Le mythe de l’actionnaire investisseur
Emmanuel Macron envisage de réaliser ce que n’avait pas osé entreprendre Nicolas Sarkozy : supprimer l’impôt de solidarité sur la fortune (ISF). Le but selon lui : avoir une fiscalité « plus favorable à l’investissement productif ». Cet impôt serait remplacé par un impôt sur la fortune immobilière, qui ne porterait donc pas sur le patrimoine financier mais uniquement immobilier.
Emmanuel Macron part du principe qu’un patrimoine financier est un « investissement productif » (a fortiori en France, s’il en espère des retombées pour le pays). Évidemment d’une part rien assure que l’investissement est réalisé pour de la production en France, mais d’autre part détenir un patrimoine financier n’assure en rien de participer à l’investissement productif.

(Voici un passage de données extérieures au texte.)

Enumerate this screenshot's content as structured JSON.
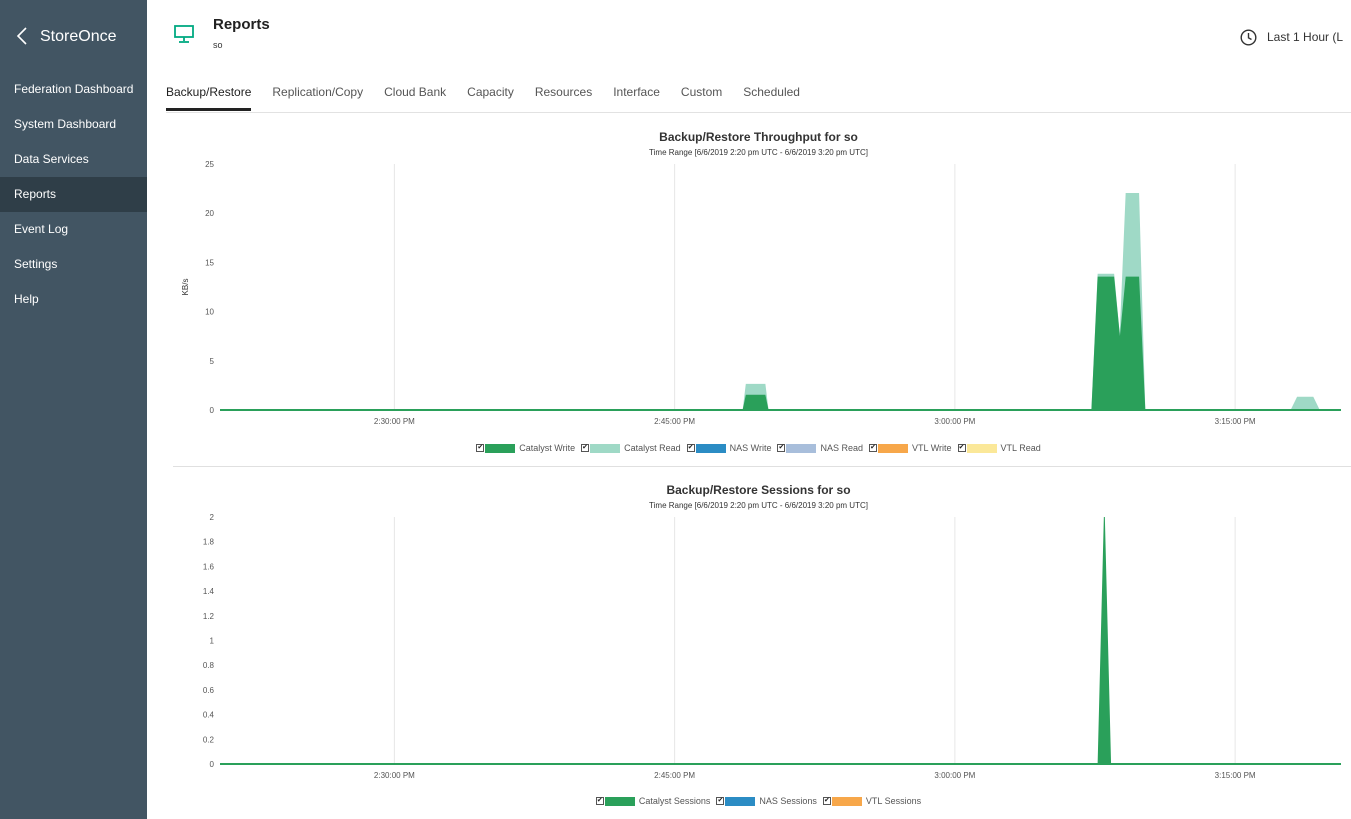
{
  "sidebar": {
    "brand": "StoreOnce",
    "items": [
      {
        "label": "Federation Dashboard",
        "active": false
      },
      {
        "label": "System Dashboard",
        "active": false
      },
      {
        "label": "Data Services",
        "active": false
      },
      {
        "label": "Reports",
        "active": true
      },
      {
        "label": "Event Log",
        "active": false
      },
      {
        "label": "Settings",
        "active": false
      },
      {
        "label": "Help",
        "active": false
      }
    ]
  },
  "header": {
    "icon": "monitor-icon",
    "title": "Reports",
    "subtitle": "so",
    "time_range_label": "Last 1 Hour (L"
  },
  "tabs": [
    {
      "label": "Backup/Restore",
      "active": true
    },
    {
      "label": "Replication/Copy",
      "active": false
    },
    {
      "label": "Cloud Bank",
      "active": false
    },
    {
      "label": "Capacity",
      "active": false
    },
    {
      "label": "Resources",
      "active": false
    },
    {
      "label": "Interface",
      "active": false
    },
    {
      "label": "Custom",
      "active": false
    },
    {
      "label": "Scheduled",
      "active": false
    }
  ],
  "chart_data": [
    {
      "type": "area",
      "title": "Backup/Restore Throughput for so",
      "subtitle": "Time Range [6/6/2019 2:20 pm UTC - 6/6/2019 3:20 pm UTC]",
      "ylabel": "KB/s",
      "xlabel": "",
      "ylim": [
        0,
        25
      ],
      "yticks": [
        0,
        5,
        10,
        15,
        20,
        25
      ],
      "xlim": [
        "14:20:40",
        "15:20:40"
      ],
      "xticks": [
        {
          "t": "14:30:00",
          "label": "2:30:00 PM"
        },
        {
          "t": "14:45:00",
          "label": "2:45:00 PM"
        },
        {
          "t": "15:00:00",
          "label": "3:00:00 PM"
        },
        {
          "t": "15:15:00",
          "label": "3:15:00 PM"
        }
      ],
      "grid": "vertical",
      "legend_position": "bottom",
      "series": [
        {
          "name": "Catalyst Write",
          "color": "#2aa05a",
          "stacked_base": true,
          "points": [
            [
              "14:20:40",
              0
            ],
            [
              "14:48:40",
              0
            ],
            [
              "14:48:50",
              1.5
            ],
            [
              "14:49:50",
              1.5
            ],
            [
              "14:50:00",
              0
            ],
            [
              "15:07:20",
              0
            ],
            [
              "15:07:40",
              13.5
            ],
            [
              "15:08:30",
              13.5
            ],
            [
              "15:08:50",
              7
            ],
            [
              "15:09:10",
              13.5
            ],
            [
              "15:09:50",
              13.5
            ],
            [
              "15:10:10",
              0
            ],
            [
              "15:20:40",
              0
            ]
          ]
        },
        {
          "name": "Catalyst Read",
          "color": "#9fd9c6",
          "stacked_base": false,
          "points": [
            [
              "14:20:40",
              0
            ],
            [
              "14:48:40",
              0
            ],
            [
              "14:48:50",
              2.6
            ],
            [
              "14:49:50",
              2.6
            ],
            [
              "14:50:00",
              0
            ],
            [
              "15:07:20",
              0
            ],
            [
              "15:07:40",
              13.8
            ],
            [
              "15:08:30",
              13.8
            ],
            [
              "15:08:50",
              7
            ],
            [
              "15:09:10",
              22
            ],
            [
              "15:09:50",
              22
            ],
            [
              "15:10:10",
              0
            ],
            [
              "15:18:00",
              0
            ],
            [
              "15:18:20",
              1.3
            ],
            [
              "15:19:10",
              1.3
            ],
            [
              "15:19:30",
              0
            ],
            [
              "15:20:40",
              0
            ]
          ]
        },
        {
          "name": "NAS Write",
          "color": "#2b8cc4",
          "stacked_base": false,
          "points": []
        },
        {
          "name": "NAS Read",
          "color": "#a8bedb",
          "stacked_base": false,
          "points": []
        },
        {
          "name": "VTL Write",
          "color": "#f7a74a",
          "stacked_base": false,
          "points": []
        },
        {
          "name": "VTL Read",
          "color": "#fbe899",
          "stacked_base": false,
          "points": []
        }
      ]
    },
    {
      "type": "area",
      "title": "Backup/Restore Sessions for so",
      "subtitle": "Time Range [6/6/2019 2:20 pm UTC - 6/6/2019 3:20 pm UTC]",
      "ylabel": "",
      "xlabel": "",
      "ylim": [
        0,
        2
      ],
      "yticks": [
        0,
        0.2,
        0.4,
        0.6,
        0.8,
        1,
        1.2,
        1.4,
        1.6,
        1.8,
        2
      ],
      "xlim": [
        "14:20:40",
        "15:20:40"
      ],
      "xticks": [
        {
          "t": "14:30:00",
          "label": "2:30:00 PM"
        },
        {
          "t": "14:45:00",
          "label": "2:45:00 PM"
        },
        {
          "t": "15:00:00",
          "label": "3:00:00 PM"
        },
        {
          "t": "15:15:00",
          "label": "3:15:00 PM"
        }
      ],
      "grid": "vertical",
      "legend_position": "bottom",
      "series": [
        {
          "name": "Catalyst Sessions",
          "color": "#2aa05a",
          "stacked_base": true,
          "points": [
            [
              "14:20:40",
              0
            ],
            [
              "15:07:40",
              0
            ],
            [
              "15:07:50",
              1
            ],
            [
              "15:08:00",
              2
            ],
            [
              "15:08:10",
              1
            ],
            [
              "15:08:20",
              0
            ],
            [
              "15:20:40",
              0
            ]
          ]
        },
        {
          "name": "NAS Sessions",
          "color": "#2b8cc4",
          "stacked_base": false,
          "points": []
        },
        {
          "name": "VTL Sessions",
          "color": "#f7a74a",
          "stacked_base": false,
          "points": []
        }
      ]
    }
  ]
}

Au contraire, la majorité de l’investissement en Bourse relève de la spéculation bien plus que de l’investissement. Plus exactement, il y a environ 60 fois plus d’échanges d’actions en bourse que d’actions nouvelles mises sur le marché. Or seul l’achat d’actions nouvelles renfloue la trésorerie de l’entreprise, tout comme seul l’achat d’un produit neuf (et non d’occasion) va dans les caisses de l’entreprise productrice. D’autre part, seule une part faible de l’investissement des entreprises (environ 10%) est réalisé via la bourse. Dans les autres cas il s’agit de prêts bancaires ou d’autofinancement.
Avoir un patrimoine d’actions est donc très loin d’être synonyme avec le fait d’investir dans une entreprise. Et encore, nous ne mentionnons-là qu’un élément de ce que peut constituer un patrimoine financier. Il peut servir à spéculer sur des matières premières, permettant de se faire de l’argent sur le dos de famines.
Emmanuel Macron pense que de tels placements ne méritent pas d’être taxés. Les considère-t-il d’utilité publique ?
Bien que la mesure d’Emmanuel Macron sur la modification de l’ISF a bien été reprise dans la presse, les critiques (si elles existent) ont été pour le moins discrètes. Voici ce qu’en disaient les Décodeurs : « En résumé, les orientations de la réforme de la fiscalité du capital d’En marche !, sur une ligne économique libérale, tendent à la « simplifier » et à, selon lui, encourager les investissements. ». Ils relaient donc les propos de Macron sans chercher à les relativiser, par exemple avec des éléments tels que ceux présentés précédemment.
La preuve que les médias voulaient faire gagner Macron ?
Certaines propositions importantes d’Emmanuel Macron sont fortement sujettes à caution et, pourtant, ces critiques sont passées relativement inaperçues.
Cela pourrait accréditer l’idée qu’Emmanuel Macron a bénéficié d’une couverture favorable par la presse. C’est une possibilité.
Mais on peut aussi expliquer cela d’autres façons. Les intox que je viens de dénoncer sont moins évidentes à relever et à débusquer que celles de Marine le Pen (par exemple sur l’expulsion des fichiers S, le nombre d’immigrés…) ou François Fillon (par exemple sur le « cabiner noir » ou sur l’origine des réfugiés venant en France). De plus les critiques que je formule pourront paraître évidentes à des personnes opposées à Emmanuel Macron, mais beaucoup moins à des personnes se sentant proches de ses idées (en particulier pour ce qui touche aux investissements financiers).
Il est toujours plus facile d’être critique avec des idées dont on est éloigné qu’avec des idées dont on est proche. Et c’est bien l’un des soucis de ces rubriques visant à vérifier les faits : elles vont avoir tendance (inconsciemment, et sans mécanisme délibéré) à être plus critiques envers des propositions ou affirmations qui sont éloignées de leurs schémas de pensée. Un élément de solution consisterait à assurer une grande diversité politique parmi les journalistes contribuant à de telles rubriques. Pas gagné.